Why is it that most other races such as Asians and Africans have almost uniformly black hair and black or dark brown eyes while whites have several hair and eye colours? I know there are a few minor exceptions such as some Australian Aborigional having blond hair for example.
This article suggests that it was a sexually selected adaptation due to unique factors in prehistoric Western Europe. Frankly, I find the author’s conclusions to be a little light on the evidence to be really satisfying.
You might as well ask, and with a lot more justification, why blacks are so much more diverse than other races in height.
Why is that more justified?
I don’t think the state of our understanding of the genetics of hair color is such that we can give a factual answer to the OP’s question. Other than: There have been more mutations that affect hair color among populations in and around Europe than in other places.
IIRC, though, the genes that control hair and skin color are not entirely independent of each other.
It’s all that Neanderthal admixture
Indeed, a single gene mutation (on MC1R) is responsible for the majority of us who have red hair also having fair skin. I find it interesting that the combination of brown eyes and red hair is uncommon if one has fair skin considering that eye color isn’t thought to be linked to that gene.
Because height is a much more significant trait than eye color.
Well fist off, most White populations also have have almost uniformly black hair and black or dark brown eyes. Go to India or Libya sometime and try to find the person who doesn’t have black hair and black or dark brown eyes. The vast majority of White people have black hair and black or dark brown eyes just like the rest of humanity.
Some populations that we consider part of the nebulous “White” population have some people with variations on black hair and black or dark brown eyes, but that isn’t in any sense typical of all White people or all White populations.
As far as eye colour goes, it’s simply the overall lack of pigmentation. In the same way that you can draw on white paper with pencils of any colour, but you can’t raw on black paper with them. So you can produce a refractive pattern leading to green eyes in a tissue lacking melanin, but you can’t produce a refractive effect that will mask melanin. As far as we can tell it’s just coincidental to the overall lack of pigment. Strip out the masking pigments and the refractive patterns of the eye become visible.
Beyond that, I suspect that the only reason that “Whites” have more diversity in those traits is because we define “White” as a population with a diversity of someone with those traits. If we defined “White” geographically or genetically or based on skin colour or in any way at all aside from via those traits then I doubt they would have greater diversity of those traits.
There’s no scientific basis for this classification scheme. We might just as easily define “White” as “western European” or “with a skin tone lighter than X” and then we would find that those eye and hair colours are common amongst people who are not White.
IOW it is perfectly circular. You might just as well ask why all “Black” people have dark skin. If you define a group based upon certain traits, then of course they will have that trait.
That statement is so subjetcive as to be meaningless.
If you were considering the incidence of cataracts or visual performance in high light environments or the use of prosthetic contact lenses, then height would be completely irrelevant and eye colour would be highly significant.
The only way that you can possibly conclude that height is “more significant” than eye colour is if you first reject the multitude of criteria by which eye colour is *more *significant.
And the subsequent follow-up, though that one doesn’t touch on the variations among Caucasians so much as how we tend to focus on attributes that vary more widely in our own racial group.
From a genetic predisposition to a particular height or eye color, I think height is more likely to be influenced by outside forces. Childhood nutrition, or lack of it, would make a difference.
Obviously, it’s due to the Reptilians’ successful program to breed Northern Europeans into a submissive population.
Free David Icke!
I’m wondering why the OP, an American, uses the British spelling convention for the word “color”.
It’s Qin. ISTR that he’s used that sort of affectation before.
Yeah. One of the fuzziest parts of this question is, “who are you calling ‘white’?” IMHO the definition of “white” has been deliberately (if not consciously) expanded several times. There was a time when Italians were not considered “white” but now they are. Any time you keep adding new populations to a given definitoin, you’re going to see diversity within that definition.

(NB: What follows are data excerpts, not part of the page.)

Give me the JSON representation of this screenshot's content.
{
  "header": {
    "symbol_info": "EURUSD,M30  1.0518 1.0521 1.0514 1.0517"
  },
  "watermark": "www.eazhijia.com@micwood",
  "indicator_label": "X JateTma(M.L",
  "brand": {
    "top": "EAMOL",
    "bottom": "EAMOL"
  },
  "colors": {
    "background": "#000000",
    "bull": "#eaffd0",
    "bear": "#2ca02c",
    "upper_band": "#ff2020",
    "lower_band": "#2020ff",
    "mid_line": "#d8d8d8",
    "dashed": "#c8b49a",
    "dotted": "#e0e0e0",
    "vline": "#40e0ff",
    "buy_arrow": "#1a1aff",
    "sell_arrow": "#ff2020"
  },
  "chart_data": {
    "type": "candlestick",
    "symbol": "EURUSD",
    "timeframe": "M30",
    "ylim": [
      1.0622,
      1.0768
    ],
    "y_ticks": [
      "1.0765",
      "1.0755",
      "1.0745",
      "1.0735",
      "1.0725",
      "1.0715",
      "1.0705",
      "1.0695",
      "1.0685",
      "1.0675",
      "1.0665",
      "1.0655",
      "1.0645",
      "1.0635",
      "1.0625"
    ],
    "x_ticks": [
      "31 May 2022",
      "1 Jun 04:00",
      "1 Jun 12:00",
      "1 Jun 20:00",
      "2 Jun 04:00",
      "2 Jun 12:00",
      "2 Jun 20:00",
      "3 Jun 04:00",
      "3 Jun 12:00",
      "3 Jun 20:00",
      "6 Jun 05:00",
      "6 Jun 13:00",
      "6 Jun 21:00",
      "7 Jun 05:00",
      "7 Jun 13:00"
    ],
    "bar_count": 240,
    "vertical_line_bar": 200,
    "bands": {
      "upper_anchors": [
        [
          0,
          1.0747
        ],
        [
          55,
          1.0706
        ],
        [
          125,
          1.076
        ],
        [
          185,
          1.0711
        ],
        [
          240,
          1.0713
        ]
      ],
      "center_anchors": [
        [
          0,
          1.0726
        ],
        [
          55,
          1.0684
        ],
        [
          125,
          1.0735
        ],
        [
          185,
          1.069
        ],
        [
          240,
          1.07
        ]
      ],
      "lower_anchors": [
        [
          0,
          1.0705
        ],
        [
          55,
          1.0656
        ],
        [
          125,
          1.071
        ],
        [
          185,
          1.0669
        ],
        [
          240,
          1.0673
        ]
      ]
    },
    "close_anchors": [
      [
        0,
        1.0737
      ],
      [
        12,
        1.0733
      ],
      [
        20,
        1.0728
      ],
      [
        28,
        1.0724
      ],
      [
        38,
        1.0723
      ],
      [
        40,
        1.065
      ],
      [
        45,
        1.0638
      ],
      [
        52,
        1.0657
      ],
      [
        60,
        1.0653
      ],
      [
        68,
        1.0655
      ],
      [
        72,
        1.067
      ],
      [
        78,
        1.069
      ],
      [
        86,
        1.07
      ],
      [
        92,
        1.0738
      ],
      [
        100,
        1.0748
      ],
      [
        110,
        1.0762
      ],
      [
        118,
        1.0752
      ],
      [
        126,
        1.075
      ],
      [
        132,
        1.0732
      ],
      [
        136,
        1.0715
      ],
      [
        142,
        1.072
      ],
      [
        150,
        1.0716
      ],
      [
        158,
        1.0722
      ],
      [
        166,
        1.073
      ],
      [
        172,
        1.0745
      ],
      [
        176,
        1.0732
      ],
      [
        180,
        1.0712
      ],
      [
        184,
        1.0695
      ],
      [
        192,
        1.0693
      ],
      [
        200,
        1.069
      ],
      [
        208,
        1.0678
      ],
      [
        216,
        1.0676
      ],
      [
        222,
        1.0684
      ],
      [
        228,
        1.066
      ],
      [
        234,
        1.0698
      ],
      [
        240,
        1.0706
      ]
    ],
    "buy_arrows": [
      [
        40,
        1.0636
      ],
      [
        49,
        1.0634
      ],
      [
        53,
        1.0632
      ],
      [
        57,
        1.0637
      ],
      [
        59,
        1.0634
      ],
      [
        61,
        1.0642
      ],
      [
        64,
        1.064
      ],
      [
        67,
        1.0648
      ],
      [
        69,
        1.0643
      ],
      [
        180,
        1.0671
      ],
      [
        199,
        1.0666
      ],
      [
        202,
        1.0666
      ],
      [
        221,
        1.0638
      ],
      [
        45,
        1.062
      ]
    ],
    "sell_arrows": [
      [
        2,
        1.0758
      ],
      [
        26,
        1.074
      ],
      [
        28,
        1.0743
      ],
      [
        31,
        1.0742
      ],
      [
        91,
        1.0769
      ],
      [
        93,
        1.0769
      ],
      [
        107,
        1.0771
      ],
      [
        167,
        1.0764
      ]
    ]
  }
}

If we use the old style definition of “Caucasian” that includes the Europe, Middle East, North Africa, India, Iran and that area of Asia, you’re still going to have a population with more eye color variation than other populations.
Well, the question referred to “whites,” which isn’t necessarily the same thing as “Caucasian.”

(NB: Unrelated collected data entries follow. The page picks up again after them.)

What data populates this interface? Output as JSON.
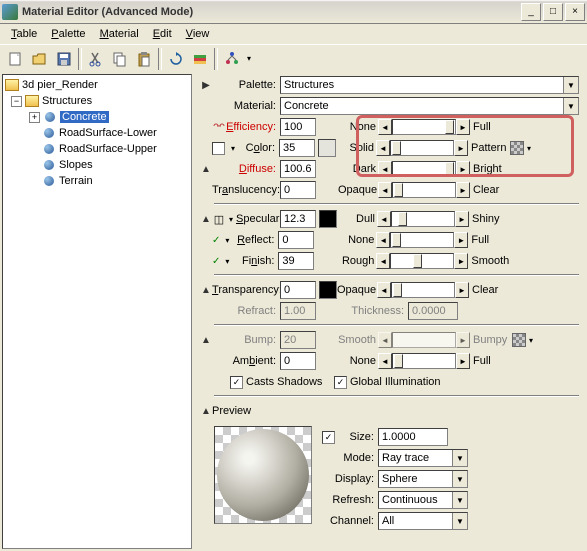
{
  "window": {
    "title": "Material Editor (Advanced Mode)"
  },
  "menus": {
    "table": "Table",
    "palette": "Palette",
    "material": "Material",
    "edit": "Edit",
    "view": "View"
  },
  "tree": {
    "root": "3d pier_Render",
    "group": "Structures",
    "items": [
      "Concrete",
      "RoadSurface-Lower",
      "RoadSurface-Upper",
      "Slopes",
      "Terrain"
    ]
  },
  "palette": {
    "label": "Palette:",
    "value": "Structures"
  },
  "material": {
    "label": "Material:",
    "value": "Concrete"
  },
  "efficiency": {
    "label": "Efficiency:",
    "value": "100",
    "left": "None",
    "right": "Full"
  },
  "color": {
    "label": "Color:",
    "value": "35",
    "left": "Solid",
    "right": "Pattern"
  },
  "diffuse": {
    "label": "Diffuse:",
    "value": "100.6",
    "left": "Dark",
    "right": "Bright"
  },
  "translucency": {
    "label": "Translucency:",
    "value": "0",
    "left": "Opaque",
    "right": "Clear"
  },
  "specular": {
    "label": "Specular:",
    "value": "12.3",
    "left": "Dull",
    "right": "Shiny"
  },
  "reflect": {
    "label": "Reflect:",
    "value": "0",
    "left": "None",
    "right": "Full"
  },
  "finish": {
    "label": "Finish:",
    "value": "39",
    "left": "Rough",
    "right": "Smooth"
  },
  "transparency": {
    "label": "Transparency:",
    "value": "0",
    "left": "Opaque",
    "right": "Clear"
  },
  "refract": {
    "label": "Refract:",
    "value": "1.00",
    "thickness_label": "Thickness:",
    "thickness_value": "0.0000"
  },
  "bump": {
    "label": "Bump:",
    "value": "20",
    "left": "Smooth",
    "right": "Bumpy"
  },
  "ambient": {
    "label": "Ambient:",
    "value": "0",
    "left": "None",
    "right": "Full"
  },
  "shadows": {
    "casts": "Casts Shadows",
    "global": "Global Illumination"
  },
  "preview": {
    "label": "Preview",
    "size_label": "Size:",
    "size_value": "1.0000",
    "mode_label": "Mode:",
    "mode_value": "Ray trace",
    "display_label": "Display:",
    "display_value": "Sphere",
    "refresh_label": "Refresh:",
    "refresh_value": "Continuous",
    "channel_label": "Channel:",
    "channel_value": "All"
  }
}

Can we sidestep the “race” issue? Let’s reformulate the question:
Why do some human populations have a greater diversity of eye and hair colors than others?
I don’t know the answer, but I do know that hair-color genetics is complicated. Using mine own family as an example, both me (mixed European and Native American ancestry) and my spouse (pure Korean) have black hair. Our kids have medium-brown hair. Although my parents had black hair, I have a blonde sister and a red-headed uncle. So I have light-hair genes, they’re not expressed in me, but are expressed by my children. It’s obviously not a simple dominant-recessive allele pair.